If this is possible does anyone know where I can by the kit to convert it or anywhere in the Somerset area where I could take my lorry to be converted,I have tried a google search but cant seem to find anything.
Thanks


----------



## hollyzippo (23 March 2007)

Cant help with where to take it but i'd imagine it can be done as I know someone at our yard looked into having it undone- was expensive tho I think! Would it be feasible to change the box if you cant find anywhere?


----------



## Ferdinase514 (23 March 2007)

It would probably be cheaper to get the springs on your exsisting ramp adjusted to make it easier to lift.

My old lorry had tightened springs so that you could lift it very easily. It sat above the ground when down, so you needed to step on it before the horse, does that make sense?


----------



## derricks (23 March 2007)

Thanks but my OH built it from scratch so dont think it would go down to well if I decided to change the whole thing.
The springs are new and have been adjusted to the max, the ramp is just really heavy as it has thick wood and rubber on it for safety.


----------



## Lynne21 (23 March 2007)

Was told by a horse transporter that if you do not use your lorry on a very regular basis (ie transporting horses) then an electric or hydraulic ramp will quite probably seize up and you could be in deep kaka 'cos there is no way of doing a quick fix!!  Personally I would look into getting your existing ramp adjusted (unless you are a horse transporter or similar LOL!  
	
	
		
		
	


	




)


----------



## derricks (23 March 2007)

Dont fancy that happening, perhaps I'll have a re-think

Thanks for your comments


----------



## hollyzippo (23 March 2007)

Yeah YO's ramp got stuck up with neice's pony in! Luckily it was only 12,2 and they got it out thru the living door onto a bank! most safe I know!!   
	
	
		
		
	


	




Has put me off them big style!


----------



## filly190 (23 March 2007)

I went to looks at Whittakers lorries some time ago and they advised me against an electric ramp for these reasons (ps I was'nt buying, just looking)


----------



## Ferdinase514 (23 March 2007)

I have a hydraulic/electric ramp on my new lorry.

It is only hydraulic to go up, it comes down by gravity, when you press a release valve, therefore it would be very unlikely to get stuck


----------



## kirstyfk (23 March 2007)

Thats a really good idea Finn.

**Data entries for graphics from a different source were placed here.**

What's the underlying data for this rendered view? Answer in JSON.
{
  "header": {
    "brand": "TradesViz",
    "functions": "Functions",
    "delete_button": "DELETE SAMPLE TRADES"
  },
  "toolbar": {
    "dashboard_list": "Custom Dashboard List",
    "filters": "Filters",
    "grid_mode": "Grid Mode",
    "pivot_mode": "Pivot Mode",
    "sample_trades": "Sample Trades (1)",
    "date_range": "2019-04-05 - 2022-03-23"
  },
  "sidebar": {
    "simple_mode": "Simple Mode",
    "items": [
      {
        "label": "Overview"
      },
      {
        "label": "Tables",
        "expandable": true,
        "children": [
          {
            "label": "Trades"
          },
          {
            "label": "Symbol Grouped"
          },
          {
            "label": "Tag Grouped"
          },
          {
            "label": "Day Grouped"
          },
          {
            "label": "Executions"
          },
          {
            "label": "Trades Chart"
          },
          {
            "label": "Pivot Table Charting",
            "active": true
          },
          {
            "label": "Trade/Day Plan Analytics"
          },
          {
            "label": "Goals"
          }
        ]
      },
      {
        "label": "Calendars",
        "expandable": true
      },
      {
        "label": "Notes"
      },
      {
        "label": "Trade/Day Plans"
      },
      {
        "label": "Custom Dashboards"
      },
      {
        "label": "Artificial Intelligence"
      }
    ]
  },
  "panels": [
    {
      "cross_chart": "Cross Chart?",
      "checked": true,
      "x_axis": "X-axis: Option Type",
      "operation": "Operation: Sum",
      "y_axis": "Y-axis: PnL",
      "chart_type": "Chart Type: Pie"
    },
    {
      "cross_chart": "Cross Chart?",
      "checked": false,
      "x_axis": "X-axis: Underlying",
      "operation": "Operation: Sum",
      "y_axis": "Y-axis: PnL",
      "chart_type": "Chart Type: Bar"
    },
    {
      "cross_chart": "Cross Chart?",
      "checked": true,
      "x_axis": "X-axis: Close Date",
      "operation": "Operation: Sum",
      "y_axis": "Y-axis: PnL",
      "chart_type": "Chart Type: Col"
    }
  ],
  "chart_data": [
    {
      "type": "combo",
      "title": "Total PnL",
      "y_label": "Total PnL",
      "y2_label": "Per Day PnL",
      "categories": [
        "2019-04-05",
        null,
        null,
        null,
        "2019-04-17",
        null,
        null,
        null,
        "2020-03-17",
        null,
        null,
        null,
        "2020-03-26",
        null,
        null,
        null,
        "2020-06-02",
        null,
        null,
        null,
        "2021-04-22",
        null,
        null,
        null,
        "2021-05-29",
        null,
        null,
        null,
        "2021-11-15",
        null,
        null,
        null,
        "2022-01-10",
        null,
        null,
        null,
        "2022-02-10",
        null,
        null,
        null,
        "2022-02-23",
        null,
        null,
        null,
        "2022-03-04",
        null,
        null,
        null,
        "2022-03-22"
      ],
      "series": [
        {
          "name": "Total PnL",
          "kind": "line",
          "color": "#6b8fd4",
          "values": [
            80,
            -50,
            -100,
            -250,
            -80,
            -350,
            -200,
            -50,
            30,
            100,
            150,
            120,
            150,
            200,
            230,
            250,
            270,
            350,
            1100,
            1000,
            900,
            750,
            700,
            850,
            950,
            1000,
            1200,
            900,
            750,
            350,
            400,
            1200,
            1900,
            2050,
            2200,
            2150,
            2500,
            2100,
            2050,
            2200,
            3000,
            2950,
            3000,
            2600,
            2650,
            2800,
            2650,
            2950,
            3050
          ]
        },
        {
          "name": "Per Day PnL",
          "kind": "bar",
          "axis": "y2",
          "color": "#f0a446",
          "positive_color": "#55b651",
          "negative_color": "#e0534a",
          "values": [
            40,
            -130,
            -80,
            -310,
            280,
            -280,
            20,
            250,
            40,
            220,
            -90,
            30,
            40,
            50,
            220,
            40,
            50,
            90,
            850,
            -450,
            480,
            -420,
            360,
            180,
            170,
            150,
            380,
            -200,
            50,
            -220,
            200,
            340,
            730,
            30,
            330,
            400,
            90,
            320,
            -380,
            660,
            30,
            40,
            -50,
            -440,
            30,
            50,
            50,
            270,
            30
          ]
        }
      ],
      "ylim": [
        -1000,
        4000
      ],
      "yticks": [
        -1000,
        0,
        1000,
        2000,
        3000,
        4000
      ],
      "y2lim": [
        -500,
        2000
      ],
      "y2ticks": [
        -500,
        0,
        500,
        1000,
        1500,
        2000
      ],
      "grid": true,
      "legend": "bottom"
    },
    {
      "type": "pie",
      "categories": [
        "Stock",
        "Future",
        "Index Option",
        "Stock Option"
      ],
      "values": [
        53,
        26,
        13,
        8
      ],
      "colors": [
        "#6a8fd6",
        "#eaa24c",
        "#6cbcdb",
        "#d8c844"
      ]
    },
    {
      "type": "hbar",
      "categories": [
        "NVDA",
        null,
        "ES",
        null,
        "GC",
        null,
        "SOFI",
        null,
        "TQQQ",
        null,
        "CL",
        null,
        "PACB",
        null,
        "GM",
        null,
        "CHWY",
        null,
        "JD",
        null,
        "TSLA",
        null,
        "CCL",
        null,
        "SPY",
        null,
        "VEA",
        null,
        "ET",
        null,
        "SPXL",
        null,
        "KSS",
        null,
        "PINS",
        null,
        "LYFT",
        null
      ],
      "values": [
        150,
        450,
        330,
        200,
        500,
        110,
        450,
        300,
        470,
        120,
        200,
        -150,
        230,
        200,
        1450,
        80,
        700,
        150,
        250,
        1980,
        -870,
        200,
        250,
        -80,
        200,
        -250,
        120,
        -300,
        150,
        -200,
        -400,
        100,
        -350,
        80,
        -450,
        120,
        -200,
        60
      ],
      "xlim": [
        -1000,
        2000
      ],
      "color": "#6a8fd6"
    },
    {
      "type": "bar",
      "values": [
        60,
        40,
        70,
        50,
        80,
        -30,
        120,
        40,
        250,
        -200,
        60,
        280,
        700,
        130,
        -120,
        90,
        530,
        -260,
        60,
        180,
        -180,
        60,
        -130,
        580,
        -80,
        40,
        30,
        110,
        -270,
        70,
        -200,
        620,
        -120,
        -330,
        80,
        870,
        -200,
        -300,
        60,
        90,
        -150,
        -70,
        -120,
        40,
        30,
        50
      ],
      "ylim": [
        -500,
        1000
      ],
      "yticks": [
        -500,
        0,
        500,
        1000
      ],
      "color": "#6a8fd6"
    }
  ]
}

Our old lorry had one which was great. Until the motor fell off when we were taking a friends horse home. Some how my dad, my friends dad and my friends brother managed to get the ramp down and back up again and we got a new motor and it was all fine again.


----------



## seza (23 March 2007)

I couldn't manage without an electric ramp.  It goes up by motor but comes down under released pressure so that you couldn't get it stuck.  It is much admired at shows


----------



## chriscrogul (23 March 2007)

[ QUOTE ]
Thanks but my OH built it from scratch so dont think it would go down to well if I decided to change the whole thing.
The springs are new and have been adjusted to the max, the ramp is just really heavy as it has thick wood and rubber on it for safety. 

[/ QUOTE ]
I had the same problem on one of my lorries; I was struggling with the springs tightened to the max.  The problem was that the springs were fitted in the wrong place, once OH had moved them up the ramp/body (small bit of welding involved) the problem was solved!


----------